Selectman Warren Doty, who spearheaded efforts to place the solar question on the town meeting warrant, suggested the agreement be structured so the town can purchase the array after ten years at a minimal cost.
“My thought was at the end of the lease period we should be able to acquire the facility for a very small amount, like $100 or $1, and this developer will have made their profit by that time. So the benefit for the town of Chilmark will come in years 11 through 25,” he said.
Mr. Doty also said the town should wait before choosing a developer and recommended the town draft a request for proposals (RFP) to try and bring other interested parties into the fold.
“This is one proposal. We have received several e-mails from other companies that have said they are interested in doing this, and they have done it in other places. So if we put out an RFP, we will get several, and I think we should do that — the sooner the better,” he said.
Mr. Fenner questioned if the proposal from Vineyard Solar would work at the landfill, noting the town may use a portion of the landfill for a parking lot in the future, if necessary.
“They are estimating it is about 25,000 square feet. Where is there 25,000 square feet they could use? The best place for us would obviously be the banks, because the center has already been engineered for a parking lot, should we need that,” he said.

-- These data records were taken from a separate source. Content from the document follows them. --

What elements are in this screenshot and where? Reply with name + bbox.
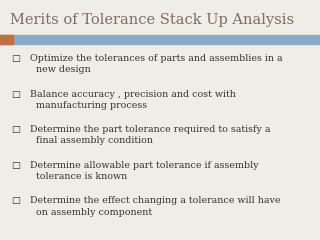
- Text: □: □: [11, 161, 20, 169]
- Bar: [0, 35, 320, 44]
- Text: □: □: [11, 196, 20, 205]
- Text: Determine the part tolerance required to satisfy a
  final assembly condition: Determine the part tolerance required to…: [30, 125, 271, 145]
- Text: Balance accuracy , precision and cost with
  manufacturing process: Balance accuracy , precision and cost wi…: [30, 90, 236, 110]
- Text: □: □: [11, 54, 20, 63]
- Text: Optimize the tolerances of parts and assemblies in a
  new design: Optimize the tolerances of parts and ass…: [30, 54, 283, 74]
- Bar: [0, 35, 13, 44]
- Text: □: □: [11, 90, 20, 99]
- Text: Determine the effect changing a tolerance will have
  on assembly component: Determine the effect changing a toleranc…: [30, 196, 281, 216]
- Text: □: □: [11, 125, 20, 134]
- Text: Determine allowable part tolerance if assembly
  tolerance is known: Determine allowable part tolerance if as…: [30, 161, 259, 181]
- Text: Merits of Tolerance Stack Up Analysis: Merits of Tolerance Stack Up Analysis: [10, 13, 294, 27]
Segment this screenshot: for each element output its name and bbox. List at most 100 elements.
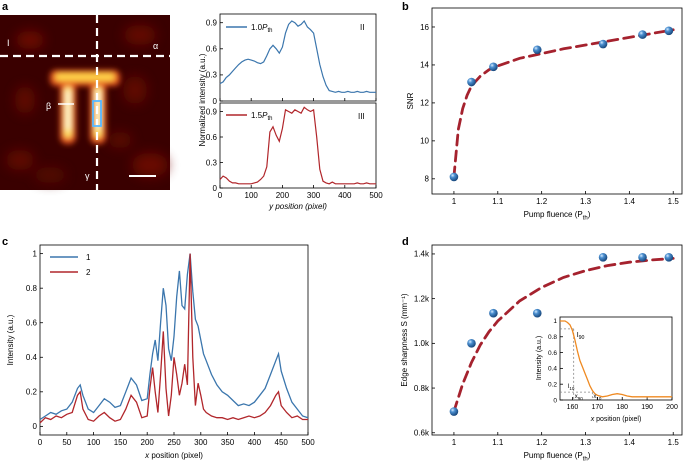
chart-c: 0 0.2 0.4 0.6 0.8 1 0 50 100 150 200 250 300 350 400 45… (6, 244, 315, 460)
y-tick-label: 0.6 (548, 350, 557, 357)
chart-a-II: 0 0.3 0.6 0.9 1.0Pth II Normalized intensity (… (198, 13, 377, 146)
y-tick-label: 0.8 (26, 284, 38, 293)
x-tick-label: 1.2 (536, 197, 548, 206)
x-axis-label: x position (pixel) (144, 451, 203, 460)
axis-label: Pump fluence (Pth) (524, 210, 591, 221)
y-tick-label: 0.2 (26, 388, 38, 397)
data-point (664, 252, 674, 262)
x-tick-label: 0 (218, 191, 223, 200)
y-tick-label: 0.8 (548, 334, 557, 341)
x-tick-label: 50 (62, 438, 71, 447)
chart-a-III: 0 0.3 0.6 0.9 0 100 200 300 400 500 1.5Pth III y pos… (206, 102, 383, 211)
x-tick-label: 350 (221, 438, 235, 447)
panel-tag: II (360, 23, 364, 32)
x-tick-label: 1.3 (580, 197, 592, 206)
data-point (532, 45, 542, 55)
panel-label-d: d (402, 236, 409, 248)
x-tick-label: 200 (141, 438, 155, 447)
y-tick-label: 0 (553, 397, 557, 404)
axis-label: x90 (575, 394, 584, 401)
x-tick-label: 100 (87, 438, 101, 447)
data-point (449, 407, 459, 416)
axes-frame (431, 244, 683, 436)
legend-label: 1.5Pth (251, 111, 272, 122)
x-tick-label: 1.1 (492, 197, 504, 206)
x-tick-label: 0 (38, 438, 43, 447)
x-tick-label: 250 (167, 438, 181, 447)
y-tick-label: 0.2 (548, 381, 557, 388)
data-point (467, 339, 476, 348)
y-axis-label: Normalized intensity (a.u.) (198, 53, 207, 146)
data-point (532, 308, 542, 318)
roi-box (92, 100, 102, 127)
data-point (467, 77, 476, 87)
x-tick-label: 200 (276, 191, 290, 200)
series-line-1.5Pth (219, 106, 376, 185)
data-point (449, 172, 459, 182)
y-tick-label: 1 (33, 249, 38, 258)
y-tick-label: 8 (425, 175, 430, 184)
y-tick-label: 14 (420, 61, 429, 70)
series-line-1.0Pth (219, 19, 376, 93)
axis-label: I90 (577, 332, 585, 341)
legend-label: 1.0Pth (251, 23, 272, 34)
y-tick-label: 0.9 (206, 19, 218, 28)
x-tick-label: 1.5 (668, 438, 680, 447)
x-tick-label: 1.5 (668, 197, 680, 206)
y-tick-label: 0.3 (206, 71, 218, 80)
x-tick-label: 100 (245, 191, 259, 200)
axis-label: Pump fluence (Pth) (524, 451, 591, 462)
label-I: I (7, 38, 10, 48)
data-point (664, 26, 674, 36)
axes-frame (559, 316, 673, 401)
series-line-2 (39, 253, 308, 424)
y-tick-label: 0 (213, 97, 218, 106)
panel-a-image: I α β γ (0, 15, 170, 190)
y-axis-label: SNR (406, 92, 415, 109)
y-tick-label: 0.6k (414, 429, 430, 438)
y-tick-label: 0.6 (206, 133, 218, 142)
data-point (598, 39, 608, 49)
x-tick-label: 1 (452, 197, 457, 206)
inset-curve (560, 320, 672, 398)
data-point (598, 252, 608, 262)
y-tick-label: 0.9 (206, 107, 218, 116)
data-point (489, 62, 498, 72)
axis-label: I10 (568, 384, 575, 391)
y-tick-label: 10 (420, 137, 429, 146)
chart-d: 0.6k 0.8k 1.0k 1.2k 1.4k 1 1.1 1.2 1.3 1.4 1.5 Pump… (400, 244, 683, 462)
x-tick-label: 500 (369, 191, 383, 200)
label-gamma: γ (85, 171, 90, 181)
y-tick-label: 1.0k (414, 339, 430, 348)
data-point (638, 252, 647, 262)
series-line-1 (39, 253, 309, 421)
axes-frame (219, 102, 377, 189)
y-tick-label: 0 (213, 184, 218, 193)
x-tick-label: 170 (591, 404, 603, 411)
fit-curve (452, 28, 675, 179)
y-tick-label: 1 (553, 318, 557, 325)
x-tick-label: 300 (307, 191, 321, 200)
x-tick-label: 1.4 (624, 197, 636, 206)
fit-curve (452, 256, 675, 413)
axes-frame (431, 7, 683, 195)
panel-label-c: c (2, 236, 8, 248)
y-axis-label: Intensity (a.u.) (536, 336, 543, 380)
y-tick-label: 0.6 (206, 45, 218, 54)
x-tick-label: 1.4 (624, 438, 636, 447)
x-tick-label: 190 (641, 404, 653, 411)
chart-b: 8 10 12 14 16 1 1.1 1.2 1.3 1.4 1.5 Pump fluence (P… (406, 7, 683, 221)
y-tick-label: 12 (420, 99, 429, 108)
y-tick-label: 0 (33, 422, 38, 431)
axes-frame (219, 13, 377, 102)
y-tick-label: 0.8k (414, 384, 430, 393)
speckle-background (6, 25, 168, 183)
x-tick-label: 300 (194, 438, 208, 447)
x-tick-label: 160 (567, 404, 579, 411)
x-tick-label: 1 (452, 438, 457, 447)
x-tick-label: 180 (616, 404, 628, 411)
x-tick-label: 400 (248, 438, 262, 447)
panel-label-b: b (402, 1, 409, 13)
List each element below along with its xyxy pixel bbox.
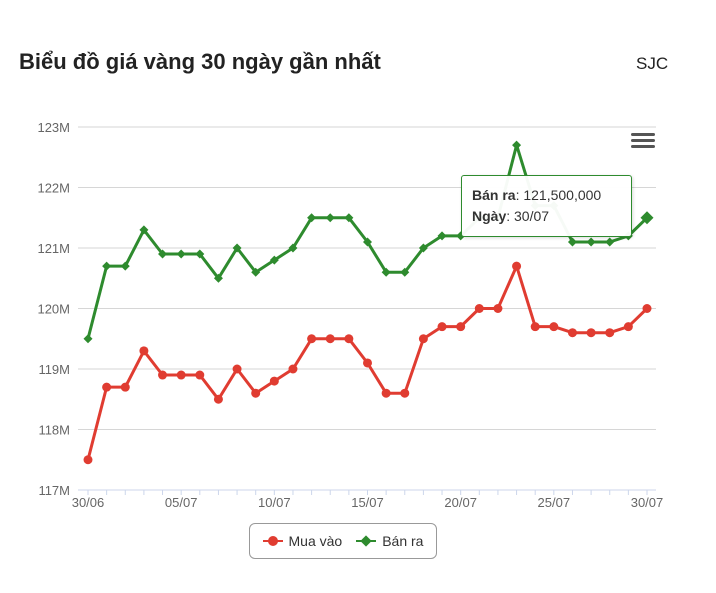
- data-point: [120, 261, 130, 271]
- data-point: [102, 382, 112, 392]
- y-tick-label: 118M: [38, 423, 70, 438]
- tooltip-row-value: Bán ra: 121,500,000: [472, 187, 602, 203]
- data-point: [325, 213, 335, 223]
- data-point: [176, 249, 186, 259]
- chart-legend: Mua vào Bán ra: [249, 523, 437, 559]
- data-point: [493, 304, 503, 313]
- tooltip-series-label: Bán ra: [472, 187, 516, 203]
- data-point: [83, 334, 93, 344]
- tooltip-value: 121,500,000: [523, 187, 602, 203]
- data-point: [251, 388, 261, 398]
- data-point: [605, 237, 615, 247]
- data-point: [642, 304, 652, 313]
- data-point: [586, 328, 596, 338]
- data-point: [456, 322, 466, 332]
- data-point: [158, 370, 168, 380]
- x-axis: 30/06 05/07 10/07 15/07 20/07 25/07 30/07: [72, 489, 664, 510]
- legend-label: Bán ra: [382, 533, 424, 549]
- data-point: [120, 382, 130, 392]
- data-point: [325, 334, 335, 344]
- data-point: [288, 364, 298, 374]
- data-point: [213, 273, 223, 283]
- data-point: [530, 322, 540, 332]
- data-point: [512, 261, 522, 271]
- x-tick-label: 30/07: [631, 495, 664, 510]
- x-tick-label: 30/06: [72, 495, 105, 510]
- data-point: [605, 328, 615, 338]
- data-point: [195, 370, 205, 380]
- data-point: [158, 249, 168, 259]
- y-tick-label: 117M: [38, 483, 70, 498]
- data-point: [176, 370, 186, 380]
- tooltip-date: 30/07: [514, 208, 550, 224]
- data-point: [139, 346, 149, 356]
- data-point: [269, 376, 279, 386]
- data-point: [400, 388, 410, 398]
- y-tick-label: 119M: [38, 362, 70, 377]
- data-point: [102, 261, 112, 271]
- data-point: [381, 388, 391, 398]
- data-point: [474, 304, 484, 313]
- data-point: [381, 267, 391, 277]
- page-title: Biểu đồ giá vàng 30 ngày gần nhất: [19, 49, 381, 74]
- brand-label: SJC: [636, 54, 669, 73]
- data-point: [640, 211, 654, 225]
- x-tick-label: 25/07: [538, 495, 571, 510]
- data-point: [437, 231, 447, 241]
- x-tick-label: 10/07: [258, 495, 291, 510]
- y-axis-ticks: 117M 118M 119M 120M 121M 122M 123M: [37, 120, 70, 498]
- y-tick-label: 123M: [37, 120, 70, 135]
- data-point: [307, 213, 317, 223]
- data-point: [269, 255, 279, 265]
- y-tick-label: 121M: [37, 241, 70, 256]
- data-point: [344, 213, 354, 223]
- data-point: [567, 328, 577, 338]
- data-point: [232, 243, 242, 253]
- legend-marker-diamond-icon: [356, 535, 377, 547]
- data-point: [623, 322, 633, 332]
- data-point: [344, 334, 354, 344]
- legend-label: Mua vào: [288, 533, 343, 549]
- data-point: [567, 237, 577, 247]
- data-point: [83, 455, 93, 465]
- y-tick-label: 120M: [37, 302, 70, 317]
- data-point: [288, 243, 298, 253]
- data-point: [418, 243, 428, 253]
- x-tick-label: 20/07: [444, 495, 477, 510]
- data-point: [363, 237, 372, 247]
- data-point: [363, 358, 372, 368]
- legend-item-mua-vao[interactable]: Mua vào: [262, 533, 343, 549]
- x-tick-label: 15/07: [351, 495, 384, 510]
- data-point: [213, 394, 223, 404]
- data-point: [139, 225, 149, 235]
- data-point: [437, 322, 447, 332]
- data-point: [307, 334, 317, 344]
- data-point: [512, 140, 522, 150]
- data-point: [418, 334, 428, 344]
- x-tick-label: 05/07: [165, 495, 198, 510]
- tooltip: Bán ra: 121,500,000 Ngày: 30/07: [461, 175, 632, 237]
- legend-marker-circle-icon: [262, 535, 283, 547]
- data-point: [586, 237, 596, 247]
- tooltip-row-date: Ngày: 30/07: [472, 208, 550, 224]
- data-point: [232, 364, 242, 374]
- data-point: [400, 267, 410, 277]
- data-point: [251, 267, 261, 277]
- legend-item-ban-ra[interactable]: Bán ra: [356, 533, 423, 549]
- data-point: [549, 322, 559, 332]
- tooltip-date-label: Ngày: [472, 208, 507, 224]
- y-tick-label: 122M: [37, 181, 70, 196]
- hamburger-menu-icon[interactable]: [631, 133, 655, 153]
- data-point: [195, 249, 205, 259]
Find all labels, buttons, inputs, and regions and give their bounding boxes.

He also raised safety concerns.
“Maybe I am more conscious because of the rain we just had . . . but you hear all the time in California where they have mudslides, and really the landfill is a big mass with just rubber membrane on it with a foot or two of soil. What happens when you start breaking that up with heavy masses and something that will have all these vibrations because of the wind?” he said.
Mr. Carroll said Vineyard Solar submitted engineering plans from other solar arrays built on landfills that showed an approximately one-foot footing, with six inches buried below the surface, which provided adequate support.
“The Department of Environmental Protection has validated certain engineering approaches to do it, and they are eager to push it,” he said.
Mr. Carroll recommended selectmen appoint a committee to explore the finances of the project and possibly draft an RFP. “It will take a lot of work, not just a few months, to really look at this. It really needs to be financially feasible for the town, not just a feel good project,” he said.
“If we put together the right RFP, you could solicit a company that might actually give us money,” he added. “There is nothing wrong with their proposal . . . but they are trying to it for the entire Island as part of an Island energy plan. There might be stuff that’s not in our best interest.”
Mr. Doty said the town doesn’t necessarily have to make money off the project.
“I do think it’s in our best interest to have a large solar installation, even if it doesn’t make the town money, just the fact that we made a commitment to take an area and turn it into a solar array, it means we will get solar energy for our town,” he said.
Selectmen unanimously voted to authorize Mr. Carroll to appoint a three member committee to start drafting an RFP.